Desde el auge de los productos básicos impulsado por la rápida expansión económica de China en la primera década del siglo xxi, los países de América Latina y el Caribe no han encontrado un motor de crecimiento comparable. En la última década, el crecimiento del producto interno bruto per cápita de la región ha sido, en promedio, casi nulo, lo que representa el nivel más bajo registrado desde fines de los años ochenta. El crecimiento modesto no debería ser la norma.

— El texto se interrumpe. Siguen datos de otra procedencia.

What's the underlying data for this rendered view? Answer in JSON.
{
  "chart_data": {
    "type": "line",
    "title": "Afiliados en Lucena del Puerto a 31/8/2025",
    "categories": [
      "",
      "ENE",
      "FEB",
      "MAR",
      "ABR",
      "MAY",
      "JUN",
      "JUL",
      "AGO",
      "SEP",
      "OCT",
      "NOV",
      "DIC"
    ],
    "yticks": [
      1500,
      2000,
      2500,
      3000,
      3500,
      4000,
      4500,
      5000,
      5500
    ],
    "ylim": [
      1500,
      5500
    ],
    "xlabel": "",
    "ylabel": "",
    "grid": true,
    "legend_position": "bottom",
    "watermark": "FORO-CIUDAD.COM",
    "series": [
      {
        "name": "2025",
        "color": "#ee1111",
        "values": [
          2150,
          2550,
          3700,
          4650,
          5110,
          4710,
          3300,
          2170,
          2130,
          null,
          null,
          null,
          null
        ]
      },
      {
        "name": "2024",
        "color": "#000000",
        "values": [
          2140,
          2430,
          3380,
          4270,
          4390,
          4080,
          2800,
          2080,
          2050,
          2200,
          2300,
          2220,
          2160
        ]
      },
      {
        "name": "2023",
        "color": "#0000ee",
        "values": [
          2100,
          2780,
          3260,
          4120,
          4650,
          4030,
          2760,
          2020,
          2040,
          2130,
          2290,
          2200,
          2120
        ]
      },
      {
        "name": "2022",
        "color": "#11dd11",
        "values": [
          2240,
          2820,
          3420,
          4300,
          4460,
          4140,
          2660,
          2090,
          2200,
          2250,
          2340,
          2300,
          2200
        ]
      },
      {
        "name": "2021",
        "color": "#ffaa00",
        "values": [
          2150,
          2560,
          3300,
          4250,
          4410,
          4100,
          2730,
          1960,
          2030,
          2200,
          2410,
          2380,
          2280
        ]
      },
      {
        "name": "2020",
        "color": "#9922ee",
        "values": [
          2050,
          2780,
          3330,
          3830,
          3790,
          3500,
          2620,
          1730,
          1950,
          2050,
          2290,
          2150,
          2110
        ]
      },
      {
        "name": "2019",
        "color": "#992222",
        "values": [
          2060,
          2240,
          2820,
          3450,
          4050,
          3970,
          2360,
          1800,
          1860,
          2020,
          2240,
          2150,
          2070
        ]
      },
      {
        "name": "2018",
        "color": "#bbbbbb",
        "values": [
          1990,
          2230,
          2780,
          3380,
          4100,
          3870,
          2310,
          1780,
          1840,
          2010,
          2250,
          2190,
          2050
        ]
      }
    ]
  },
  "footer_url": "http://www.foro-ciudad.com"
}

Los países de América Latina y el Caribe comercian poco con otras economías (especialmente en el caso de Brasil y de Argentina), lo que significa que los líderes del mercado nacional no se sienten presionados por la competencia internacional para innovar. Las condiciones comerciales no son tan propicias para la actividad empresarial como podrían ser. La regulación de los consumidores sigue siendo innecesariamente engorrosa. Los sistemas escolares siguen generando resultados educativos decepcionantes, sobre todo entre los niños de familias de bajos ingresos, lo que refuerza los patrones históricos de gran desigualdad. La ausencia de un mercado regional que permita la libre circulación de la mano de obra obstruye la asignación eficiente de recursos e impide lograr mayores economías de escala.
Hay mucho en juego. La falta de capital humano y de incentivos para innovar está poniendo freno al ingenio e impidiendo que la región se convierta en el hogar de la próxima gran invención disruptiva. La consiguiente disminución de la productividad también limita la reducción de la pobreza, obstaculiza la inclusión y aumenta la necesidad de bienestar.
Estos avances logrados con tanto esfuerzo en la gestión macroeconómica también son vulnerables a los retrocesos, ya que el lento desarrollo económico es terreno fértil para el malestar social y las ideas populistas. El aumento de los niveles de deuda —atribuibles en parte a la respuesta a la pandemia— ahora deberá controlarse gradualmente, en un momento en el que la polarización y el malestar social dificultan el ajuste fiscal.
Estos resultados son completamente evitables. Los encargados de formular políticas deben actuar ahora mismo para que no se hagan realidad.